Vδ1 γδ T cells
We are interested in understanding what signals regulate the activity of human Vδ1 γδ T cells. Most of these cells are found in peripheral tissues and appear to be tissue-resident. We have been studying the interaction of a subset of these cells with the lipid-presenting MHC-like proteins CD1c and CD1d. We are using structural, biophysical and functional approaches to understanding what these cells respond to in the tissue, in the context of healthy (homeostasis) and diseased tissue. We are currently investigating these cells in lung, colon and neuronal tissue using single-cell transcriptomic profiling to understand effector profiles, TCR repertoire and antigen specificity.
Vγ9Vδ2 γδ T cells
This population of human γδ T cells predominates in the blood where they comprise 2-10% of circulating T cells in a healthy human donor. They can expand to become the majority of T cells in certain microbial infections and cancers, activated through the presence of small, pyrophosphate containing metabolites collectively (and inappropriately) called phosphoantigens or pAgs. It is clear the Vγ9Vδ2 TCR does not directly contact these pAgs and instead are regulated through the direct interaction of these pAgs with a set of butyrophilins (BTNs) molecules on the target cell. We seek to understand the molecular signals that regulate the activity of these T cells through the butryophilins and identify any additional factors that may contribute to Vγ9Vδ2 activation and regulation.
MR1 restricted T cells
MR1 belongs to the MHC superfamily of proteins. It presents small metabolites to a population of T cells expressing an αβ T cell receptor. We call this T cell population MR1 restricted T cells or MR1Ts. A subset of this population is call Mucosal Associated Invariant T (MAIT) cells. We seek to understand the full repertoire of T cells that respond to MR1 and, conversely, the repertoire of ligands that MR1 can bind, and present, to these T cells in the context of infection and disease.

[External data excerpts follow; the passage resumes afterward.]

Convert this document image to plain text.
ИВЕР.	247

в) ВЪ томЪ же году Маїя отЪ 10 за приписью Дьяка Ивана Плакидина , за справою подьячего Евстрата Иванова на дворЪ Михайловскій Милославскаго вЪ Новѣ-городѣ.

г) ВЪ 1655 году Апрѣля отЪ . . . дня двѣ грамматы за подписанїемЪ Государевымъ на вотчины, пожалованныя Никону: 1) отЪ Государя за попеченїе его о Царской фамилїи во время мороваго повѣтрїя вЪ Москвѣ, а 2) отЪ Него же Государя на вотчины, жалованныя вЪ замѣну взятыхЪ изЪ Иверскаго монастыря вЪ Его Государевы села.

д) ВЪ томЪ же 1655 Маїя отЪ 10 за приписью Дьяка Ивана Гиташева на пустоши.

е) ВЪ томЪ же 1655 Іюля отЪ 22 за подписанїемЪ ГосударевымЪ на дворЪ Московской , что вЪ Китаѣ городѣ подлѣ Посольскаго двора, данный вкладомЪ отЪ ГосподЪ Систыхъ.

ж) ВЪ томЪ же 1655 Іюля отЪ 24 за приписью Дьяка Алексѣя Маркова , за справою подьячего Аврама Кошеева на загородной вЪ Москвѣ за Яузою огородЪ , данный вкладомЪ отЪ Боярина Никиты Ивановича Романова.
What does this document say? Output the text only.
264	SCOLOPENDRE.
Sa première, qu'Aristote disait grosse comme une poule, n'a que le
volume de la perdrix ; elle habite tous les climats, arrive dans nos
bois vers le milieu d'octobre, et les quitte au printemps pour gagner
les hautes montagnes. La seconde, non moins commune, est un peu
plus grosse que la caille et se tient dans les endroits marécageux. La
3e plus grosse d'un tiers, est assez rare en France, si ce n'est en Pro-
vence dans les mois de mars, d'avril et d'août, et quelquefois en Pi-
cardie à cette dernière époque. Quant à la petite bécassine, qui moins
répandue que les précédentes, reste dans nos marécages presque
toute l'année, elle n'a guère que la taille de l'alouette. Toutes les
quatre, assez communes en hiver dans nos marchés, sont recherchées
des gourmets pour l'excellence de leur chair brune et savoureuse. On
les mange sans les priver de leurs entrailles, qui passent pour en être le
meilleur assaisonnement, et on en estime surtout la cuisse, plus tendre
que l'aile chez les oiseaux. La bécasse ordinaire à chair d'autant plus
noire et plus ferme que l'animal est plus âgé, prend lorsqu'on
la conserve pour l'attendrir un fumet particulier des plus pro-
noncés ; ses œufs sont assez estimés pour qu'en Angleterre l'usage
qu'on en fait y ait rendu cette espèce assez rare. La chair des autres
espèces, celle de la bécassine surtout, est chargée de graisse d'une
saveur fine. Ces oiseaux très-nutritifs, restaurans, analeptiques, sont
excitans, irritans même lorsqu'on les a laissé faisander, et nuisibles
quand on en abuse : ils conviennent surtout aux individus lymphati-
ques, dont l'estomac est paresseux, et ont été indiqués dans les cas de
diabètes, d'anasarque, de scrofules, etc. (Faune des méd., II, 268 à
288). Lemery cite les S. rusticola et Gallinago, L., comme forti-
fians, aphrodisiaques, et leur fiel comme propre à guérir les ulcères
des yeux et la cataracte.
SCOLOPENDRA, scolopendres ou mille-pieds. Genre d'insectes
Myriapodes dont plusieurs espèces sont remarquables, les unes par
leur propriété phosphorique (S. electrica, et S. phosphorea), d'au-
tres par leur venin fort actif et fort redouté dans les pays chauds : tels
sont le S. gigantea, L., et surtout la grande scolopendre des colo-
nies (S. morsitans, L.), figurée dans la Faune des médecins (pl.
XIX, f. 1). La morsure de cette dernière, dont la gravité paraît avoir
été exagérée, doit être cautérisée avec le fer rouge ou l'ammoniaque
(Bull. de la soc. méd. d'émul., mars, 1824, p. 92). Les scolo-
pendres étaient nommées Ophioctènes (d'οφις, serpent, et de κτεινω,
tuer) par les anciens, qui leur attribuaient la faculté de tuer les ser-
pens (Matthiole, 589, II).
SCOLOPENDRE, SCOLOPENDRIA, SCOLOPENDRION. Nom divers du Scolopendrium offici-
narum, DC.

Located in the MHC region alongside the highly polymorphic HLAs (HLA-A, -B and -C) are the nonclassical MHCs, HLA-E, -F and -G. These proteins have more specialized tissue expression and are much less polymorphic than their classical counterparts. We are particularly interested in HLA-F and the particular functional states in which it can engage with effector cells. We are studying this protein in the context of cancer, viral infections and reproduction
Several projects in the lab are focused on understanding how the immune systems of species divergent from human have adapted to their environments. We are investigating immune receptors and antigen presenting molecules in species such as frog and shark.
Regulatory T cells
Regulatory T cells or “Tregs” play a critical role in modulating inflammation. They also can be co-opted by cancer cells to suppress anti-tumor immunity. Despite their important role in host homeostasis and disease, little is known about the antigen-recognition determinants of their activity. We are interested in thymic-derived Tregs and study the molecular determinants that regulate their development and activity in the tissue.